China’s foreign minister heads to Philippines as sides near deal on South China Sea exploration

  • State Councillor Wang Yi will meet President Rodrigo Duterte and Foreign Secretary Teodoro Locsin Jnr during two-day trip, Manila says
  • He will also discuss Southeast Asian nation’s infrastructure plan, ‘sign bilateral documents’
State Councillor Wang Yi will meet President Rodrigo Duterte and Foreign Secretary Teodoro Locsin Jnr during two-day trip, Manila says He will also discuss Southeast Asian nation’s infrastructure plan, ‘sign bilateral documents’

China’s top diplomat will arrive in the Philippines on Sunday for talks with its top officials, as analysts said the two countries could be close to a deal on joint energy exploration in the disputed South China Sea.

During his two-day trip, Foreign Minister Wang Yi will meet Philippine President Rodrigo Duterte and Foreign Secretary Teodoro Locsin Jnr in Davao City, according to a media advisory issued by the Philippines’ Department of Foreign Affairs on Friday.

He will also sit down with other government officials to discuss the Southeast Asian nation’s infrastructure plan, known as “Build, Build, Build”, and several bilateral documents will be signed, the advisory said, without elaborating.

Chinese analysts said the two countries were eager to reach a deal on joint energy exploration, but that problems remained with regards to their, and other nations’, competing claims in the disputed waterway.

“Joint exploration with the Philippines will set a good example in the South China Sea,” said Xu Liping, a professor at the Institute of Asia-Pacific Studies under the Chinese Academy of Social Sciences.

“It will strengthen China’s interests in the area and also decrease the chances of countries from outside the region interfering.”

But any such cooperation would have to comply with the Philippines’ constitution and laws, while working out how to distribute the profits from any ventures would be a challenge to overcome, he said.
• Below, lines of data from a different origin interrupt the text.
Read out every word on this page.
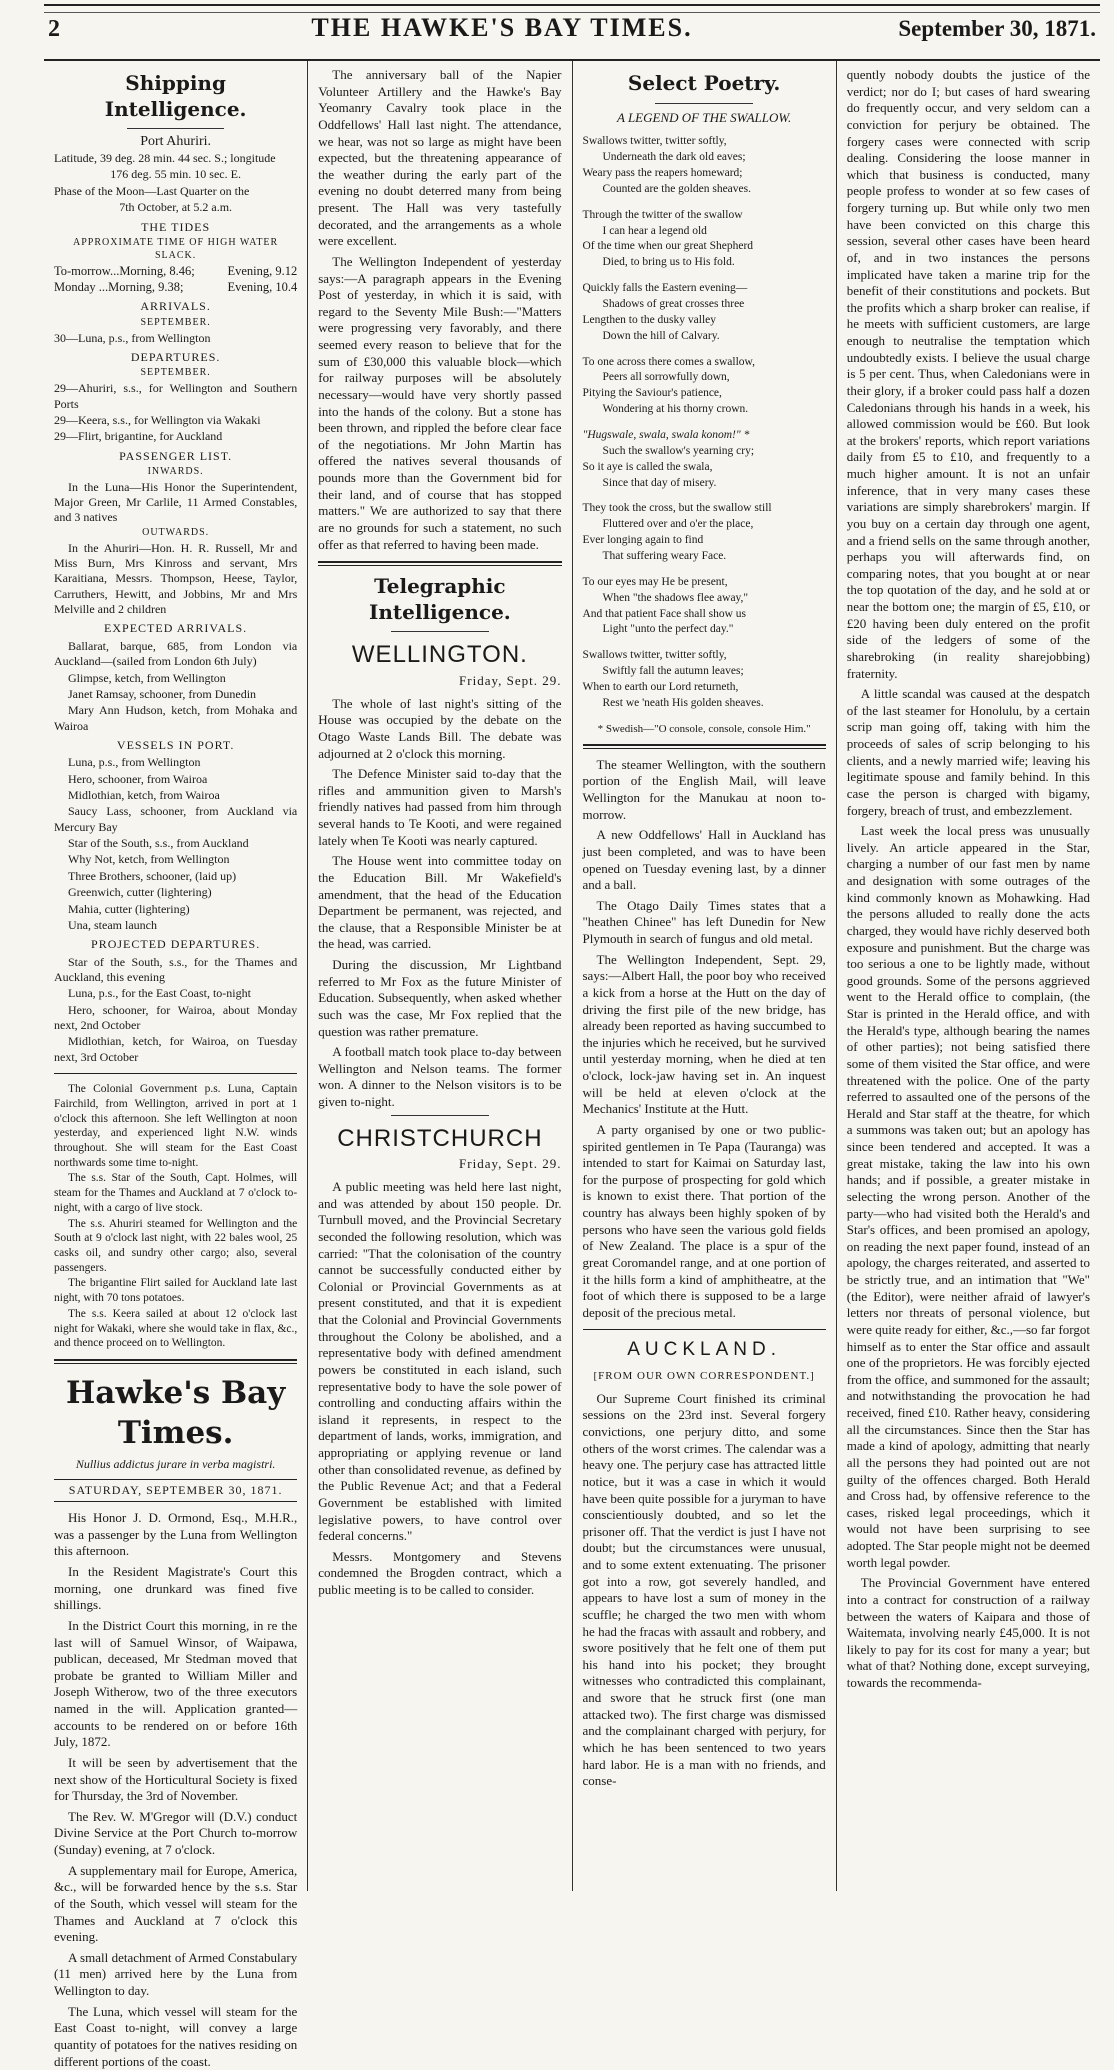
2	THE HAWKE'S BAY TIMES.	September 30, 1871.
Shipping Intelligence.
Port Ahuriri.
Latitude, 39 deg. 28 min. 44 sec. S.; longitude
176 deg. 55 min. 10 sec. E.
Phase of the Moon—Last Quarter on the
7th October, at 5.2 a.m.
THE TIDES
APPROXIMATE TIME OF HIGH WATER SLACK.
To-morrow...Morning, 8.46;	Evening, 9.12
Monday ...Morning, 9.38;	Evening, 10.4
ARRIVALS.
SEPTEMBER.
30—Luna, p.s., from Wellington
DEPARTURES.
SEPTEMBER.
29—Ahuriri, s.s., for Wellington and Southern Ports
29—Keera, s.s., for Wellington via Wakaki
29—Flirt, brigantine, for Auckland
PASSENGER LIST.
INWARDS.

In the Luna—His Honor the Superintendent, Major Green, Mr Carlile, 11 Armed Constables, and 3 natives

OUTWARDS.

In the Ahuriri—Hon. H. R. Russell, Mr and Miss Burn, Mrs Kinross and servant, Mrs Karaitiana, Messrs. Thompson, Heese, Taylor, Carruthers, Hewitt, and Jobbins, Mr and Mrs Melville and 2 children

EXPECTED ARRIVALS.

Ballarat, barque, 685, from London via Auckland—(sailed from London 6th July)

Glimpse, ketch, from Wellington

Janet Ramsay, schooner, from Dunedin

Mary Ann Hudson, ketch, from Mohaka and Wairoa

VESSELS IN PORT.

Luna, p.s., from Wellington

Hero, schooner, from Wairoa

Midlothian, ketch, from Wairoa

Saucy Lass, schooner, from Auckland via Mercury Bay

Star of the South, s.s., from Auckland

Why Not, ketch, from Wellington

Three Brothers, schooner, (laid up)

Greenwich, cutter (lightering)

Mahia, cutter (lightering)

Una, steam launch

PROJECTED DEPARTURES.

Star of the South, s.s., for the Thames and Auckland, this evening

Luna, p.s., for the East Coast, to-night

Hero, schooner, for Wairoa, about Monday next, 2nd October

Midlothian, ketch, for Wairoa, on Tuesday next, 3rd October

The Colonial Government p.s. Luna, Captain Fairchild, from Wellington, arrived in port at 1 o'clock this afternoon. She left Wellington at noon yesterday, and experienced light N.W. winds throughout. She will steam for the East Coast northwards some time to-night.

The s.s. Star of the South, Capt. Holmes, will steam for the Thames and Auckland at 7 o'clock to-night, with a cargo of live stock.

The s.s. Ahuriri steamed for Wellington and the South at 9 o'clock last night, with 22 bales wool, 25 casks oil, and sundry other cargo; also, several passengers.

The brigantine Flirt sailed for Auckland late last night, with 70 tons potatoes.

The s.s. Keera sailed at about 12 o'clock last night for Wakaki, where she would take in flax, &c., and thence proceed on to Wellington.

Hawke's Bay Times.
Nullius addictus jurare in verba magistri.
SATURDAY, SEPTEMBER 30, 1871.

His Honor J. D. Ormond, Esq., M.H.R., was a passenger by the Luna from Wellington this afternoon.

In the Resident Magistrate's Court this morning, one drunkard was fined five shillings.

In the District Court this morning, in re the last will of Samuel Winsor, of Waipawa, publican, deceased, Mr Stedman moved that probate be granted to William Miller and Joseph Witherow, two of the three executors named in the will. Application granted—accounts to be rendered on or before 16th July, 1872.

It will be seen by advertisement that the next show of the Horticultural Society is fixed for Thursday, the 3rd of November.

The Rev. W. M'Gregor will (D.V.) conduct Divine Service at the Port Church to-morrow (Sunday) evening, at 7 o'clock.

A supplementary mail for Europe, America, &c., will be forwarded hence by the s.s. Star of the South, which vessel will steam for the Thames and Auckland at 7 o'clock this evening.

A small detachment of Armed Constabulary (11 men) arrived here by the Luna from Wellington to day.

The Luna, which vessel will steam for the East Coast to-night, will convey a large quantity of potatoes for the natives residing on different portions of the coast.

The anniversary ball of the Napier Volunteer Artillery and the Hawke's Bay Yeomanry Cavalry took place in the Oddfellows' Hall last night. The attendance, we hear, was not so large as might have been expected, but the threatening appearance of the weather during the early part of the evening no doubt deterred many from being present. The Hall was very tastefully decorated, and the arrangements as a whole were excellent.

The Wellington Independent of yesterday says:—A paragraph appears in the Evening Post of yesterday, in which it is said, with regard to the Seventy Mile Bush:—"Matters were progressing very favorably, and there seemed every reason to believe that for the sum of £30,000 this valuable block—which for railway purposes will be absolutely necessary—would have very shortly passed into the hands of the colony. But a stone has been thrown, and rippled the before clear face of the negotiations. Mr John Martin has offered the natives several thousands of pounds more than the Government bid for their land, and of course that has stopped matters." We are authorized to say that there are no grounds for such a statement, no such offer as that referred to having been made.

Telegraphic Intelligence.
WELLINGTON.
Friday, Sept. 29.

The whole of last night's sitting of the House was occupied by the debate on the Otago Waste Lands Bill. The debate was adjourned at 2 o'clock this morning.

The Defence Minister said to-day that the rifles and ammunition given to Marsh's friendly natives had passed from him through several hands to Te Kooti, and were regained lately when Te Kooti was nearly captured.

The House went into committee today on the Education Bill. Mr Wakefield's amendment, that the head of the Education Department be permanent, was rejected, and the clause, that a Responsible Minister be at the head, was carried.

During the discussion, Mr Lightband referred to Mr Fox as the future Minister of Education. Subsequently, when asked whether such was the case, Mr Fox replied that the question was rather premature.

A football match took place to-day between Wellington and Nelson teams. The former won. A dinner to the Nelson visitors is to be given to-night.

CHRISTCHURCH
Friday, Sept. 29.

A public meeting was held here last night, and was attended by about 150 people. Dr. Turnbull moved, and the Provincial Secretary seconded the following resolution, which was carried: "That the colonisation of the country cannot be successfully conducted either by Colonial or Provincial Governments as at present constituted, and that it is expedient that the Colonial and Provincial Governments throughout the Colony be abolished, and a representative body with defined amendment powers be constituted in each island, such representative body to have the sole power of controlling and conducting affairs within the island it represents, in respect to the department of lands, works, immigration, and appropriating or applying revenue or land other than consolidated revenue, as defined by the Public Revenue Act; and that a Federal Government be established with limited legislative powers, to have control over federal concerns."

Messrs. Montgomery and Stevens condemned the Brogden contract, which a public meeting is to be called to consider.

Select Poetry.
A LEGEND OF THE SWALLOW.
Swallows twitter, twitter softly,
Underneath the dark old eaves;
Weary pass the reapers homeward;
Counted are the golden sheaves.
Through the twitter of the swallow
I can hear a legend old
Of the time when our great Shepherd
Died, to bring us to His fold.
Quickly falls the Eastern evening—
Shadows of great crosses three
Lengthen to the dusky valley
Down the hill of Calvary.
To one across there comes a swallow,
Peers all sorrowfully down,
Pitying the Saviour's patience,
Wondering at his thorny crown.
"Hugswale, swala, swala konom!" *
Such the swallow's yearning cry;
So it aye is called the swala,
Since that day of misery.
They took the cross, but the swallow still
Fluttered over and o'er the place,
Ever longing again to find
That suffering weary Face.
To our eyes may He be present,
When "the shadows flee away,"
And that patient Face shall show us
Light "unto the perfect day."
Swallows twitter, twitter softly,
Swiftly fall the autumn leaves;
When to earth our Lord returneth,
Rest we 'neath His golden sheaves.
* Swedish—"O console, console, console Him."

The steamer Wellington, with the southern portion of the English Mail, will leave Wellington for the Manukau at noon to-morrow.

A new Oddfellows' Hall in Auckland has just been completed, and was to have been opened on Tuesday evening last, by a dinner and a ball.

The Otago Daily Times states that a "heathen Chinee" has left Dunedin for New Plymouth in search of fungus and old metal.

The Wellington Independent, Sept. 29, says:—Albert Hall, the poor boy who received a kick from a horse at the Hutt on the day of driving the first pile of the new bridge, has already been reported as having succumbed to the injuries which he received, but he survived until yesterday morning, when he died at ten o'clock, lock-jaw having set in. An inquest will be held at eleven o'clock at the Mechanics' Institute at the Hutt.

A party organised by one or two public-spirited gentlemen in Te Papa (Tauranga) was intended to start for Kaimai on Saturday last, for the purpose of prospecting for gold which is known to exist there. That portion of the country has always been highly spoken of by persons who have seen the various gold fields of New Zealand. The place is a spur of the great Coromandel range, and at one portion of it the hills form a kind of amphitheatre, at the foot of which there is supposed to be a large deposit of the precious metal.

AUCKLAND.
[FROM OUR OWN CORRESPONDENT.]

Our Supreme Court finished its criminal sessions on the 23rd inst. Several forgery convictions, one perjury ditto, and some others of the worst crimes. The calendar was a heavy one. The perjury case has attracted little notice, but it was a case in which it would have been quite possible for a juryman to have conscientiously doubted, and so let the prisoner off. That the verdict is just I have not doubt; but the circumstances were unusual, and to some extent extenuating. The prisoner got into a row, got severely handled, and appears to have lost a sum of money in the scuffle; he charged the two men with whom he had the fracas with assault and robbery, and swore positively that he felt one of them put his hand into his pocket; they brought witnesses who contradicted this complainant, and swore that he struck first (one man attacked two). The first charge was dismissed and the complainant charged with perjury, for which he has been sentenced to two years hard labor. He is a man with no friends, and conse-

quently nobody doubts the justice of the verdict; nor do I; but cases of hard swearing do frequently occur, and very seldom can a conviction for perjury be obtained. The forgery cases were connected with scrip dealing. Considering the loose manner in which that business is conducted, many people profess to wonder at so few cases of forgery turning up. But while only two men have been convicted on this charge this session, several other cases have been heard of, and in two instances the persons implicated have taken a marine trip for the benefit of their constitutions and pockets. But the profits which a sharp broker can realise, if he meets with sufficient customers, are large enough to neutralise the temptation which undoubtedly exists. I believe the usual charge is 5 per cent. Thus, when Caledonians were in their glory, if a broker could pass half a dozen Caledonians through his hands in a week, his allowed commission would be £60. But look at the brokers' reports, which report variations daily from £5 to £10, and frequently to a much higher amount. It is not an unfair inference, that in very many cases these variations are simply sharebrokers' margin. If you buy on a certain day through one agent, and a friend sells on the same through another, perhaps you will afterwards find, on comparing notes, that you bought at or near the top quotation of the day, and he sold at or near the bottom one; the margin of £5, £10, or £20 having been duly entered on the profit side of the ledgers of some of the sharebroking (in reality sharejobbing) fraternity.

A little scandal was caused at the despatch of the last steamer for Honolulu, by a certain scrip man going off, taking with him the proceeds of sales of scrip belonging to his clients, and a newly married wife; leaving his legitimate spouse and family behind. In this case the person is charged with bigamy, forgery, breach of trust, and embezzlement.

Last week the local press was unusually lively. An article appeared in the Star, charging a number of our fast men by name and designation with some outrages of the kind commonly known as Mohawking. Had the persons alluded to really done the acts charged, they would have richly deserved both exposure and punishment. But the charge was too serious a one to be lightly made, without good grounds. Some of the persons aggrieved went to the Herald office to complain, (the Star is printed in the Herald office, and with the Herald's type, although bearing the names of other parties); not being satisfied there some of them visited the Star office, and were threatened with the police. One of the party referred to assaulted one of the persons of the Herald and Star staff at the theatre, for which a summons was taken out; but an apology has since been tendered and accepted. It was a great mistake, taking the law into his own hands; and if possible, a greater mistake in selecting the wrong person. Another of the party—who had visited both the Herald's and Star's offices, and been promised an apology, on reading the next paper found, instead of an apology, the charges reiterated, and asserted to be strictly true, and an intimation that "We" (the Editor), were neither afraid of lawyer's letters nor threats of personal violence, but were quite ready for either, &c.,—so far forgot himself as to enter the Star office and assault one of the proprietors. He was forcibly ejected from the office, and summoned for the assault; and notwithstanding the provocation he had received, fined £10. Rather heavy, considering all the circumstances. Since then the Star has made a kind of apology, admitting that nearly all the persons they had pointed out are not guilty of the offences charged. Both Herald and Cross had, by offensive reference to the cases, risked legal proceedings, which it would not have been surprising to see adopted. The Star people might not be deemed worth legal powder.

The Provincial Government have entered into a contract for construction of a railway between the waters of Kaipara and those of Waitemata, involving nearly £45,000. It is not likely to pay for its cost for many a year; but what of that? Nothing done, except surveying, towards the recommenda-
Xu said the visit by Wang, who is a member of the State Council, China’s cabinet, could also pave the way for President Xi Jinping to travel to Manila in the coming weeks. The Philippines’ former foreign secretary Alan Peter Cayetano said in August, while still in office, that the two countries were making plans for such a trip before the end of the year.

Cayetano said also that the start of the joint exploration project was “quite near” and contingent on China agreeing to a legal framework for the process. The two sides set up a panel to discuss the technical details of the venture in February.

Cayetano said earlier that the Philippines was open to a proposal in which it took 60 per cent of the profits and China 40 per cent. He also mentioned that Reed Bank, which sits within the Philippines’ exclusive economic zone, was a possible site for exploration.

Su Hao, director of the Asia-Pacific Research Centre at China Foreign Affairs University in Beijing, said the two countries would have to formulate a plan that served not only their interests, but also those of other claimants in the region.

They would also have to be wary of a possible backlash from groups within the Philippines, including members of the political elite, that have traditionally favoured cooperation with the US, as opposed to Duterte’s current policy of building closer ties to China.

Vietnam, Malaysia, Brunei and Taiwan also hold territorial claims to the South China Sea, through which some US$3.4 trillion worth of trade passes every year.